Latin America | The Future of Journalism

[Leer en español.]

The Spanish economic crisis has slammed the media.  5,000 journalists lost their jobs in 2011 in Spain.  Those losses are not even the most shocking in a country where unemployment is greater than 20 per cent. 

Without doubt, the notion that journalism is a source of dependable employment is in crisis not only in Spain, but all around the world.  Even established daily papers are closing, and once-fleeting uncertainties about the "most noble job in the world" -- as Nobel Prize-winning author and journalist Gabriel Garcia Marquez once described the profession --  have become permanent doubts. 

In Chile, other factors make the journalist's precarious existence even more dramatic.

Just five years ago, the Society of Professional Journalists of Chile ran an intense publicity campaign in all the country's major daily papers urging young people not to study journalism. 

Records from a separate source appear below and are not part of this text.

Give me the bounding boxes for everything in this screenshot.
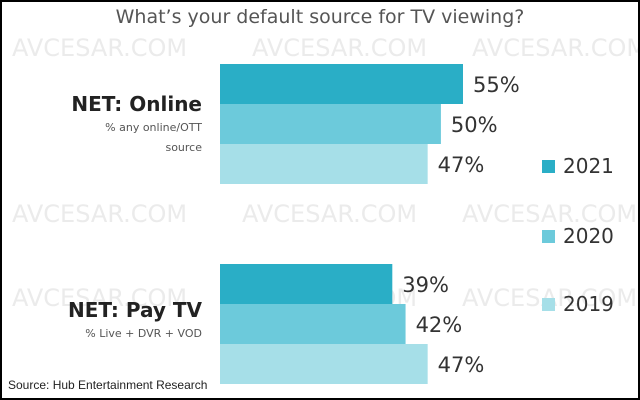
legend-swatch: [542, 230, 555, 243]
legend-label: 2019: [563, 292, 614, 316]
category-label-paytv: NET: Pay TV: [67, 298, 202, 322]
data-label: 47%: [438, 353, 485, 377]
bar-2019-online: [220, 144, 428, 184]
category-label-online: NET: Online: [71, 92, 202, 116]
bar-2019-paytv: [220, 344, 428, 384]
data-label: 42%: [416, 313, 463, 337]
legend-label: 2021: [563, 154, 614, 178]
legend-swatch: [542, 298, 555, 311]
bar-2020-online: [220, 104, 441, 144]
data-label: 47%: [438, 153, 485, 177]
chart-title: What’s your default source for TV viewin…: [115, 6, 525, 28]
bar-2021-paytv: [220, 264, 393, 304]
category-sublabel-online: % any online/OTT: [105, 121, 202, 134]
bar-2021-online: [220, 64, 463, 104]
data-label: 39%: [402, 273, 449, 297]
legend-label: 2020: [563, 224, 614, 248]
category-sublabel-paytv: % Live + DVR + VOD: [85, 327, 202, 340]
legend-swatch: [542, 160, 555, 173]
data-label: 55%: [473, 73, 520, 97]
bar-2020-paytv: [220, 304, 406, 344]
data-label: 50%: [451, 113, 498, 137]
category-sublabel-online: source: [165, 141, 202, 154]
source-note: Source: Hub Entertainment Research: [6, 378, 210, 392]
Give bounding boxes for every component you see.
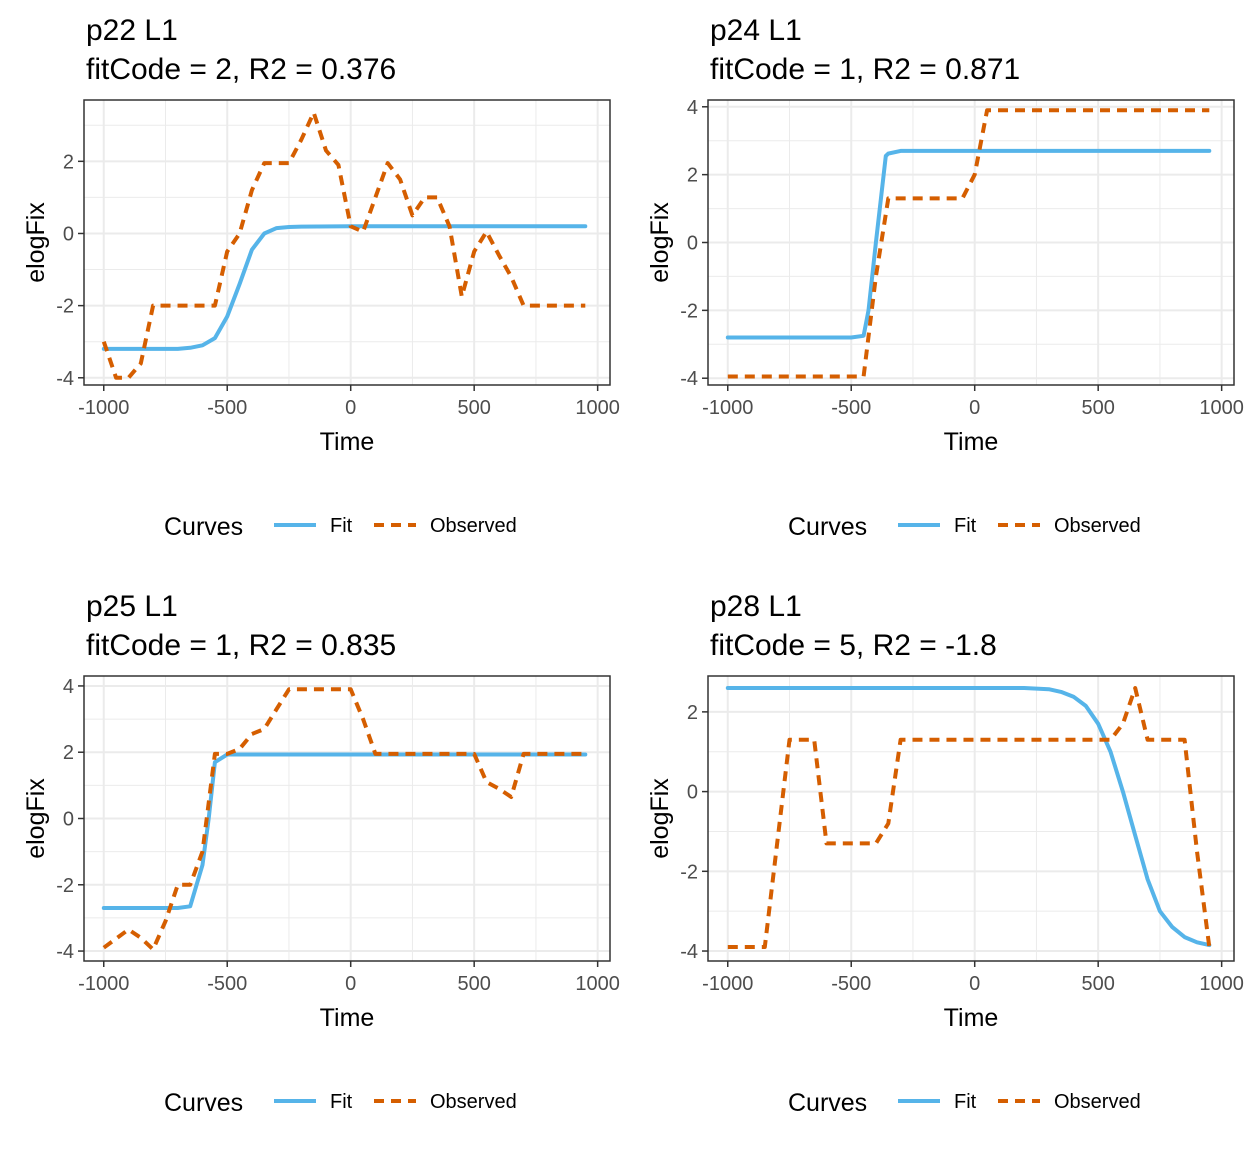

Today, in 2012, after a year of profound structural crisis in Chile's educational system, especially higher education, the web portal Universite.cl published a study (Spanish) claiming that there were just 1,700 jobs in mass media for the 11,000 recently graduated journalists -- and their 8,000 comrades still studying the profession.

Chile's crisis of journalism has become a frequent topic of debate in social media, and the publication of these cruel and disheartening numbers only deepened the argument.  Adding to the angst was the unfortunate announcement that the country's 49th School of Journalism had opened in Purranque, a small community in the south of Chile with fewer than 30,000 residents.  More bad news.

Of course, many young people idealize the role of journalism and the possibility of appearing on television, and they harbor dreams of million-dollar salaries.  But the reality is very different.  A first-year journalist earns an average of US $1,000 each month.  With three years experience, this young reporter can expect to earn US $1,500 a month, if she is lucky. 

So then, why bother studying journalism?  A few weeks ago, I published on my Twitter feed (@mauroavila) a message to the young students who were preparing to sit for their university entrance exams, the outcome of which will determine the universities and majors they may choose. 

I argued that, no matter their result, they should not study journalism.  I got plenty of criticism for this proposal, and I want to clarify that I would allow for an exception - if you have an authentic passion for this profession.